When Shadarra enrolled in the college in 2021, nearly a dozen years had passed since she had stepped foot inside a classroom. A lot had changed, namely the infusion of technology into nearly every aspect of learning. In fact, so far half of her classes have used FSCJ ACCESS, including one with Aston. The transition to digital was "really difficult," she remembers. "I was so nervous. I had never used anything like it before." The strategies that served Shadarra well in high school—writing everything down, for example—were no longer as effective, and assignments were taking twice as long to complete. She knew something had to change.
Luckily, two of Shadarra's oldest daughters were also in college, and they helped her figure out more efficient ways of learning. Her new studying style is a blend of new and old. Through trial and error, she's figured out how to manipulate the format of online materials so it works for her, and she complements digital coursework with color-coded binders for each class. It's a winning combination. "I'm making good grades, but I'm also completing the work and retaining the information," she says. "It's made me a more efficient learner."
FSCJ ACCESS is also convenient, which as a mom of five, with a sixth on the way, is crucial for Shadarra. She appreciates one less trip to the bookstore and enjoys having all the links to the course materials right there in her laptop. In fact, she's started seeking out online classes for next semester, which she plans to attend remotely due to her pregnancy. "That's the way things were during COVID, and that's the way the world is going anyway—with more things on the Internet," she says. "And you know what? I'm just rolling with it."
A bright future
Shadarra isn't the only one rolling with FSCJ ACCESS. According to a survey, 97% of students said they would participate in another ACCESS class, and 90% of faculty said they would teach another ACCESS class.

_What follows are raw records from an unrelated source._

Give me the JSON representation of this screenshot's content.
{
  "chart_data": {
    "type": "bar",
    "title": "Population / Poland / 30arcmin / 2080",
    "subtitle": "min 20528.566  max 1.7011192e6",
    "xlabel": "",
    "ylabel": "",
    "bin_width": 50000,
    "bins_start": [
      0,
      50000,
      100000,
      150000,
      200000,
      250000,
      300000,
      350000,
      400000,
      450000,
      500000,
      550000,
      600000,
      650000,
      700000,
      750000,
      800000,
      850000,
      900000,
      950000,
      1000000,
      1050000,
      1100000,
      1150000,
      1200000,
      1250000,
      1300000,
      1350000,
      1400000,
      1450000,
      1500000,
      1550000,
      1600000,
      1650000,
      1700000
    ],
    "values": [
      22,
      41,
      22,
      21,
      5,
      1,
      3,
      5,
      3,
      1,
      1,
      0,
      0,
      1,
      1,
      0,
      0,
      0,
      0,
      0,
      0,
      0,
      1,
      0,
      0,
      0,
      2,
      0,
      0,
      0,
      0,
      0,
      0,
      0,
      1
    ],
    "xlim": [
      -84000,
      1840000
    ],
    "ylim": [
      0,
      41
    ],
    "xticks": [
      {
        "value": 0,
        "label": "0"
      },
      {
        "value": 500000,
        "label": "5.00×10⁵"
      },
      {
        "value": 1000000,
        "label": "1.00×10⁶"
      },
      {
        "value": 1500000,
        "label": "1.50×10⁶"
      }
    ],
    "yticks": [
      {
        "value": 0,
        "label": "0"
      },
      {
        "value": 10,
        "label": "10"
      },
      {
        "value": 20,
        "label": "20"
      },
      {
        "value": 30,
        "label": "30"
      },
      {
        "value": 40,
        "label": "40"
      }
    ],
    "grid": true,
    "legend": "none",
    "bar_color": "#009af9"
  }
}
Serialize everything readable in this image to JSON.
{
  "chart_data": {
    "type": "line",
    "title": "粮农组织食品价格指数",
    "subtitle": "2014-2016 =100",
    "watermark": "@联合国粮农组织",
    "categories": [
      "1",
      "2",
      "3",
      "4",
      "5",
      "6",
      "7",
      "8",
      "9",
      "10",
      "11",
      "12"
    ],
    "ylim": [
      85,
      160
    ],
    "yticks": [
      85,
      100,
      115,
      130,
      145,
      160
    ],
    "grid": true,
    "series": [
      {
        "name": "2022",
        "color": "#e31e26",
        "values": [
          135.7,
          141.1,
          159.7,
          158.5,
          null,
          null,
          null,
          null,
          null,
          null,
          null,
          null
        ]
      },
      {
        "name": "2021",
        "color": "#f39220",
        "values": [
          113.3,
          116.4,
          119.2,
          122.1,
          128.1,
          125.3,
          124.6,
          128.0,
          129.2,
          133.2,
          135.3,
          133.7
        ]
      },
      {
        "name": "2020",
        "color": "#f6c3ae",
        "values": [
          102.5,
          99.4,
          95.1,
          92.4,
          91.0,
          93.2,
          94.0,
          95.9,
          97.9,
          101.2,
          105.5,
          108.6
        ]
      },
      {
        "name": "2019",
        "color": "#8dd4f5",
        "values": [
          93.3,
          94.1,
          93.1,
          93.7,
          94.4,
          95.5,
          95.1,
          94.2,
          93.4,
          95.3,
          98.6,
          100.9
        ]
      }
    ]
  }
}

Not surprisingly, momentum has been gaining around the program, says Dr. Richard H. Turner, associate vice president of Academic Operations at FSCJ. After the pilot, it expanded to more than 200 sections in the summer of 2021 and grew to more than 300 sections in the fall of 2021. On average, it saves students $18.89 per credit hour. "This program was clearly a win for everyone involved," he says. "As we approach the launch of the fall term in 2022, we are observing significant growth in FSCJ ACCESS, with over 730 sections in the program."